UBS and Credit Suisse: a $160bn real estate management giant in the making?

A combination of the two Swiss banks’ businesses could cement UBS’s position as an industry behemoth both home and abroad.

Most of the focus on Swiss bank UBS’s $3.25 billion acquisition of Credit Suisse will be on the swiftly prepared transaction’s ability to stem a banking crisis.

But there will also be implications for their two real estate investment management businesses, which combined are responsible for more than $160 billion of assets globally.

What the consequences will be for the 500-plus UBS professionals plying their trade for UBS Asset Management’s Real Estate & Private Markets business, or the 170 staff working for Credit Suisse Asset Management’s real estate platform, will be better known once an integration plan has been constructed. According to one source familiar with the matter, that could be four to six months away.

In the meantime, the private real estate market is left imagining an industry behemoth, dominating the Swiss market and competing on the international stage, too. Their combined heft would still significantly trail the world’s biggest landlord Blackstone’s $577 billion of real estate assets, or its rival Brookfield’s $263 billion, but would sit well in the chasing pack.

While the bank merger must still pass regulatory hurdles, there are likely to be governance considerations for the two banks’ real estate businesses, too, which could lead to the disposal of assets in the event conflicts are found.

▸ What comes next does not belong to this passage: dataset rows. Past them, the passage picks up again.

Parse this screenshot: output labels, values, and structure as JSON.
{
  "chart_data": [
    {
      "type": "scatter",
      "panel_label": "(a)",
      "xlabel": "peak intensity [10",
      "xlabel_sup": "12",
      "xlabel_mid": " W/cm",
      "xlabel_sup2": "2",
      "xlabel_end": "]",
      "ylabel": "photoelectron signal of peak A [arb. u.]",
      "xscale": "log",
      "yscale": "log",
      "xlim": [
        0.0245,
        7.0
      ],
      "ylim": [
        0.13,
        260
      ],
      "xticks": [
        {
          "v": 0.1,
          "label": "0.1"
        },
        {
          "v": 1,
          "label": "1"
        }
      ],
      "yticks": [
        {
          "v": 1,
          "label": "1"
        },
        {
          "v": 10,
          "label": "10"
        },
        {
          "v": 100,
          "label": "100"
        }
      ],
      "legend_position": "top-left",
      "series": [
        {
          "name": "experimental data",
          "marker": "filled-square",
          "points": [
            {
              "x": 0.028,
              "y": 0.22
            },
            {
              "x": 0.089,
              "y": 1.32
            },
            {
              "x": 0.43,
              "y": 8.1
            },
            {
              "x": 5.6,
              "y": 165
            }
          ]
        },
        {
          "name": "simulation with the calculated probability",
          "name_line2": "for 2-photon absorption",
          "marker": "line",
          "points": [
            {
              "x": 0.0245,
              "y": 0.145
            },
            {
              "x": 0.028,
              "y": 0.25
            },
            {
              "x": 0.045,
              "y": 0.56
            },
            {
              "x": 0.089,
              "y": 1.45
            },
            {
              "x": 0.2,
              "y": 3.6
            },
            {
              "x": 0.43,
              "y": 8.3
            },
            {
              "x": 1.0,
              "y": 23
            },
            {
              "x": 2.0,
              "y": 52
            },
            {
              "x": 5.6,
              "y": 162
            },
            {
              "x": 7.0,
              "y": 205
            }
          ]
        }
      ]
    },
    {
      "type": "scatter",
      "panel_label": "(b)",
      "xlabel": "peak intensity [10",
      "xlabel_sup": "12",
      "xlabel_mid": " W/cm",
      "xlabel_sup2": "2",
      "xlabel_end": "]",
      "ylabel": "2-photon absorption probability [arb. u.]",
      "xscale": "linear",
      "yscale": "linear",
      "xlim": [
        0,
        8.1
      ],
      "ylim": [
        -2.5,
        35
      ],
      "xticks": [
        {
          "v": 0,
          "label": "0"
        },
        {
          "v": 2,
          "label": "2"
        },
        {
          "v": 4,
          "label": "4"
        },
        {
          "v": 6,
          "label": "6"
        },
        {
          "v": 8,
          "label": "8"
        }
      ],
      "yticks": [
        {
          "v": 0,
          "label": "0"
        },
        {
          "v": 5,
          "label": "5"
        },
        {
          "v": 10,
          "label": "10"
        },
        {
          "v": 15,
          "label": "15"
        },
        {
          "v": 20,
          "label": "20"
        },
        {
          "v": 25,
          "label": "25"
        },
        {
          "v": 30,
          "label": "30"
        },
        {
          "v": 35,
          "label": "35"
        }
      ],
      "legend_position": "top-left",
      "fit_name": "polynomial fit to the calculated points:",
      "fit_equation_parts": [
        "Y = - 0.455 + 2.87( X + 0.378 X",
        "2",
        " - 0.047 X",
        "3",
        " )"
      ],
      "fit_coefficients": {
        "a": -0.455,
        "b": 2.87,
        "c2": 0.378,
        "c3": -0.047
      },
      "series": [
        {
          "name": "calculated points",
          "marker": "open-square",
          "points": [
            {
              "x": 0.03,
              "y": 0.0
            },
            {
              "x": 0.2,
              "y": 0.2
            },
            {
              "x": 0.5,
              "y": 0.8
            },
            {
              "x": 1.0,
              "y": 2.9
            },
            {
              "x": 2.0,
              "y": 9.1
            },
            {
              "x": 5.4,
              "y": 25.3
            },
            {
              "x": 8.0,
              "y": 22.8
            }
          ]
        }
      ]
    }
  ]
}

PERE’s source said this is most likely the case in Switzerland, where Credit Suisse Asset Management is the biggest direct owner of property with approximately $34.5 billion of assets. UBS, meanwhile, includes Switzerland within its broader European holdings, which stood at about $38 billion as of Q4 2022.

There is plenty of common ground internationally too, even though Credit Suisse’s direct holdings are far smaller than those of UBS. Indeed, UBS’s approximately $30 billion of US assets are understood to be three times the size of Credit Suisse’s entire international property footprint.

Within their respective holdings, both manage the majority of their assets via core strategies but also have non-core strategies, listed and multi-manager offerings and are weighted most to Western markets.

PERE’s source said Credit Suisse Asset Management staff are yet to hear what happens next, and, as such, it will be a case of business as usual for now. He said until the deal closes at the end of the year, the two bank platforms remain competitors.